So you think a per-thread dedup at the end of each thread is good, ok,
no locking, good.

But what about that question I made:

> > I thought about this as a logical next step, I would love to have a
> > 'btf__merge_argv(struct btf *btf[]), is there one?

I haven't checked, is there alredy an libbpf BTF API that can merge an
array or pre-deduped BTF, deduping it one more time?

Anyway, so you suggest I start by having each dwarf_loader thread tied
to a separate btf_encoder (a shim layer on top of a 'struct btf' and
then at the end dedup each one, then combine the N 'struct btf' into
one, then dump it into an ELF or raw file?

- Arnaldo
 
> > > So each thread does as much as possible locally without any
> > > locks. And only at the very end we merge everything together and then
> > > dedup.
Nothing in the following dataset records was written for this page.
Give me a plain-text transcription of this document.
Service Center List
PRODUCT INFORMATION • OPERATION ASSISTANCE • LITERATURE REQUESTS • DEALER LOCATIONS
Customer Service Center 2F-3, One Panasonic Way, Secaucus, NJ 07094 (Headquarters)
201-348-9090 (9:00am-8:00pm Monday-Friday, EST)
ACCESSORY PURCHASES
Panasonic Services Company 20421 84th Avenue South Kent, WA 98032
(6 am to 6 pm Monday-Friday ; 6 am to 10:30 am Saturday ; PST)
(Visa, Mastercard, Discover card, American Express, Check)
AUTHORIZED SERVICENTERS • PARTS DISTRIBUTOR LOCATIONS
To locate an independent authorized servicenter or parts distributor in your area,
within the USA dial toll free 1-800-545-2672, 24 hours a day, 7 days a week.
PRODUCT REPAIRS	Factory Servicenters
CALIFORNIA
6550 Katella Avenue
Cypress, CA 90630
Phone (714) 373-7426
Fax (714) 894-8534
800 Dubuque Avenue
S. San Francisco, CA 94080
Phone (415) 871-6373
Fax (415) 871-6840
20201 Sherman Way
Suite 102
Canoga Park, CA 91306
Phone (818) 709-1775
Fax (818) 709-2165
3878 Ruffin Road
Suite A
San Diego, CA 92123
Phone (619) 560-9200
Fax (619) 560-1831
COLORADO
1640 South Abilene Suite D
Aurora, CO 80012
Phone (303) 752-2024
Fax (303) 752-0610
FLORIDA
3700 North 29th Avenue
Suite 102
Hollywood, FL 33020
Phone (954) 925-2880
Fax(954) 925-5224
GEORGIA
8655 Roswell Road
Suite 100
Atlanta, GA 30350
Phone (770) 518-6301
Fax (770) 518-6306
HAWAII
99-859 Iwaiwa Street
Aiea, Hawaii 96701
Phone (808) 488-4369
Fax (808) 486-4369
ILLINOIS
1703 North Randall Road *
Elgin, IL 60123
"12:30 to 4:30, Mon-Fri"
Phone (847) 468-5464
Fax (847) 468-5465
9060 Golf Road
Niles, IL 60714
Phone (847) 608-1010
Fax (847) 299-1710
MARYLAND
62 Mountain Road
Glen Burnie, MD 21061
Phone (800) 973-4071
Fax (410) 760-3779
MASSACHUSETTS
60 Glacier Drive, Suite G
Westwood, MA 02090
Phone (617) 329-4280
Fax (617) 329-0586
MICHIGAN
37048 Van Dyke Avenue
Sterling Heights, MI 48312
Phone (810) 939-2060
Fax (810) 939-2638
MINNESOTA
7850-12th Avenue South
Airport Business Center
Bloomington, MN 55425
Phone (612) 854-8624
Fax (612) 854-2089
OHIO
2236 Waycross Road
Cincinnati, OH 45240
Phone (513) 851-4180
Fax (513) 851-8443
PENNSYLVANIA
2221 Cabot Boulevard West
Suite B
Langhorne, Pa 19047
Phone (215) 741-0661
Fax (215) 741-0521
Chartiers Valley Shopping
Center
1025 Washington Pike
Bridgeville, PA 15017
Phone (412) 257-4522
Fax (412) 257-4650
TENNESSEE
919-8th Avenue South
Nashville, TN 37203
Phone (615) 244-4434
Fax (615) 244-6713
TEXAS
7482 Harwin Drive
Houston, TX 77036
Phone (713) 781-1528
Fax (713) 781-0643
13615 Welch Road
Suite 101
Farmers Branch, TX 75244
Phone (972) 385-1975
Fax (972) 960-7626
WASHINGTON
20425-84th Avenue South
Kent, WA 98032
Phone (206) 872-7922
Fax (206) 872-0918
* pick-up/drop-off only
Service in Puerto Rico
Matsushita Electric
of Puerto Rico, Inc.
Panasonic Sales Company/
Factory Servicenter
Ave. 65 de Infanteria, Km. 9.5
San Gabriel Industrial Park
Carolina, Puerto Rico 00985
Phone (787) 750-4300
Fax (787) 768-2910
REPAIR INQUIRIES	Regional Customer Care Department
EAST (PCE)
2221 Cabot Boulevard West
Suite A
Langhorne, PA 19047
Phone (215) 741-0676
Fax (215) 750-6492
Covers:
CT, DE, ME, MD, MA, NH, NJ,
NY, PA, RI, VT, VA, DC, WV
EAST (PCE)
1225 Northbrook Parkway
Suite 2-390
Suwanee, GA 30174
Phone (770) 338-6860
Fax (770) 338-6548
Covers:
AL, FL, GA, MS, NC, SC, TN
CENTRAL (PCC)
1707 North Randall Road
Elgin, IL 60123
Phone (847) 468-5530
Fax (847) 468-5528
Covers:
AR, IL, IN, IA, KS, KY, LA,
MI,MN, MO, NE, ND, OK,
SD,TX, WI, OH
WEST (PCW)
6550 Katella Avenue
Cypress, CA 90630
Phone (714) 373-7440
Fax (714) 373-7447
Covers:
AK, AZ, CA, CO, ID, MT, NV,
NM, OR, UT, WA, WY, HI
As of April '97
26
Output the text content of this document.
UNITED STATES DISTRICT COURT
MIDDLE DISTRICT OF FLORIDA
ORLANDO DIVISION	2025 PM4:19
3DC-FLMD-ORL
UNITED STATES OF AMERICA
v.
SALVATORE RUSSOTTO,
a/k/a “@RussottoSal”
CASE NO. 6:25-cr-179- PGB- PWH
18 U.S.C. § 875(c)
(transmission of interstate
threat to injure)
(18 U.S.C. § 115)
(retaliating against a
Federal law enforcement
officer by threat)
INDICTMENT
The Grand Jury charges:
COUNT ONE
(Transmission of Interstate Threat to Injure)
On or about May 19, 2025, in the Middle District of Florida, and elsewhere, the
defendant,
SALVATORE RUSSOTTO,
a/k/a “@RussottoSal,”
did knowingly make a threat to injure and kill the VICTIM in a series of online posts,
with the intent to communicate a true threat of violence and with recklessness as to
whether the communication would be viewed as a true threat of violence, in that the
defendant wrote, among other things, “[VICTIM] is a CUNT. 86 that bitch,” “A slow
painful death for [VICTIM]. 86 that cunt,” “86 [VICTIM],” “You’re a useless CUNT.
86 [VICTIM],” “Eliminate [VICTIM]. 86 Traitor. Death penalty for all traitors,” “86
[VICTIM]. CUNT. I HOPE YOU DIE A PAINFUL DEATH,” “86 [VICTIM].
Or we can even dedup inside each worker before merging final
> > > btf, that probably would give quite a lot of speed up and some memory
> > > saving. Would be interesting to experiment with that.
> > >
> > > So I like the idea of a fixed pool of threads (can be customized, and
> > > I'd default to num_workers == num_cpus), but I think we can and should
> > > keep them independent for as long as possible.
> >
> > Sure, this should map the whatever the user passes to -j in the kernel
> > make command line, if nothing is passed as an argument, then default to
> > getconf(_NPROCESSORS_ONLN).
> >
> 
> Yep, cool. I've been told that `make -j` puts no upper limit on number
> of jobs, so we shouldn't follow make model completely :-P
> 
> > There is a nice coincidence here where we probably don't care about -J
> > anymore and want to deal only with -j (detached btf) that is the same as
> > what 'make' expects to state how many "jobs" (thread pool size) the user
> > wants 8-)
> >
> > > Another disadvantage of generating small struct btf and then lock +
> > > merge is that we don't get as efficient string re-use, we'll churn
> > > more on string memory allocation. Keeping bigger local struct btfs
> > > allow for more efficient memory re-use (and probably a tiny bit of CPU
> > > savings).
> >
> > I think we're in the same page, the contention for adding the CU to a
> > single 'struct btf' (amongst all DWARF loading threads) after we just
> > produced it should be minimal, so we grab all the advantages: locality
> > of reference, minimal contention as DWARF reading/creating the pahole
> > internal, neutral, data structures should be higher than adding
> > types/functions/variables via the libbpf BTF API.
> 
> I disagree, I think contention might be noticeable because merging
> BTFs is still a relatively expensive/slow operation. But feel free to
> start with that, I just thought that doing per-thread struct btf
> wouldn't add any complexity, which is why I mentioned that.
> 
> >
> > I.e. we can leave paralellizing the BTF _encoding_ for later, what we're
> > trying to do now is to paralellize the DWARF _loading_, right?
> 
> We are trying to speed up DWARF-to-BTF generation in general, not
> specifically DWARF loading. DWARF loading is an obvious most expensive
> part, string deduplication is the next one, if you look at profiling
> data. The third one will be btf__dedup, which is why I mentioned that
> it might be faster still to do pre-dedup in each thread at the very
> end, right before we do final dedup. Each individual dedup will
> probably significantly reduce total size of data/strings, so I have a
> feeling that it will result in a very nice speed-ups in the end.
> 
> So just my 2 cents.
> 
> >
> > > So please consider that, it also seems simpler overall.
> >
> > > > The ordering will be different than what we have now, as some smaller
> > > > CUs (object files with debug) will be processed faster so will get its
> > > > btf encoding slot faster, but that, at btf__dedup() time shouldn't make
> > > > a difference, right?
> >
> > > Right, order doesn't matter.
> >
> > > > I think I'm done with refactoring the btf_encoder code, which should be
> > > > by now a thin layer on top of the excellent libbpf BTF API, just getting
> > > > what the previous loader (DWARF) produced and feeding libbpf.
> >
> > > Great.
> >
> > > > I thought about fancy thread pools, etc, researching some pre-existing
> > > > thing or doing some kthread + workqueue lifting from the kernel but will
> > > > instead start with the most spartan code, we can improve later.
> >
> > > Agree, simple is good. Really curious how much faster we can get. I
> > > think anything fancy will give a relatively small improvement. The
> > > biggest one will come from any parallelization.
> >
> > And I think that is possible, modulo elfutils libraries saying no, I
> > hope that will not be the case.
> 
> You can't imagine how eagerly I'm awaiting this bright future of
> faster BTF generation step in the kernel build process. :)
> 
> >
> > - Arnaldo

-- 

- Arnaldo